How refreshing to hear the conventions of the nautical love-song retrieved with such charm in blending gentle lyricism with full-throated passion. But some items suffered from Filianoti’s tentative singing. In truth he was not in good voice. Some attempts to hold sustained notes degenerated into a perceptible wobble. As it happens we were offered two piano solos, both played by Iain Burnside with disciplined artistry.

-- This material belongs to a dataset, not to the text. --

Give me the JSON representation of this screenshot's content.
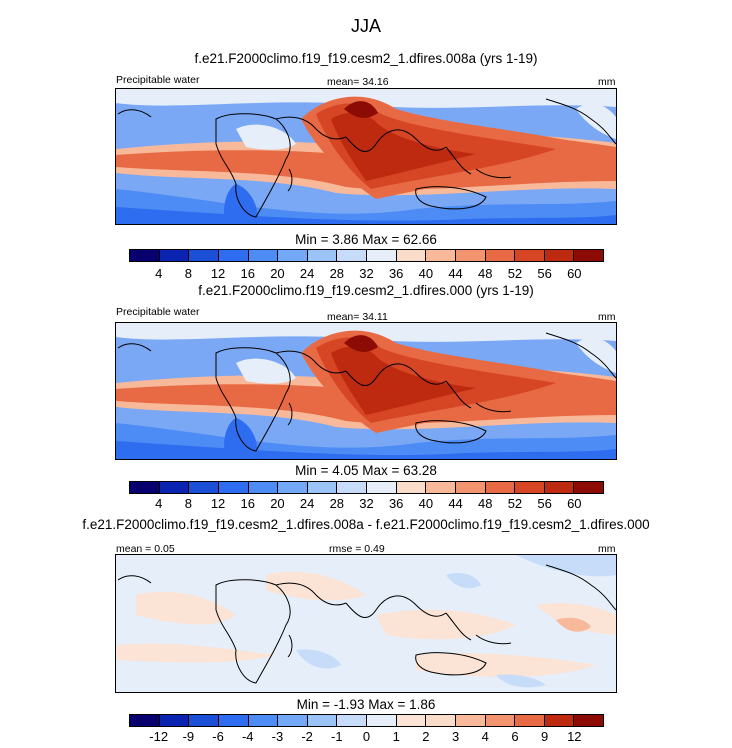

If the tenor did less than absolute justice to the Cilea songs, he should take personal satisfaction for having discovered an original aria from L’Arlesiana to complement the well-known one, which Filianoti sang to round-off the evening. Such findings tend to disappoint, but not here. He seemed inspired by the words, which describe the hero throwing open the windows and filling his lungs with a scented breeze from the Rhone valley, which then intoxicatingly spreads through his whole body. The music enacts his elation and the voice maintains a high line.
I appreciate the initiative involved in preceding the familiar Ossian song from Werther with the rather experimental, part-sung, part-recited enactment of Werther’s final letter to Charlotte. It can dramatically turn the passage into a kind of scena but here remained rather an oddity.
Throughout the first half a slight harshness in Filianoti’s tone was too apparent. A career-threatening malignancy of the thyroid gland discovered in 2007 interrupted his vocal development for two years, from which he recovered through self-healing but the freshness and youthfulness of sound which had featured early in his career seem to have been compromised, and frustratingly he seemed reluctant to sing softly.
Fortunately, the rough edges were smoothed over in the Tosti group which began the second half. The sound was more akin to that of a youthful Alfredo or Duke of Mantua; proof of how Tosti’s music can pour balm onto a tenor’s voice! At last the brakes were released: there was plenty of voice available and even if some high notes were ducked there was plenty to stimulate the blood. The singer projected a degree of personality that had been absent before. Ultimately, though, this was no more than an average recital; unlike most in the Rosenblatt series.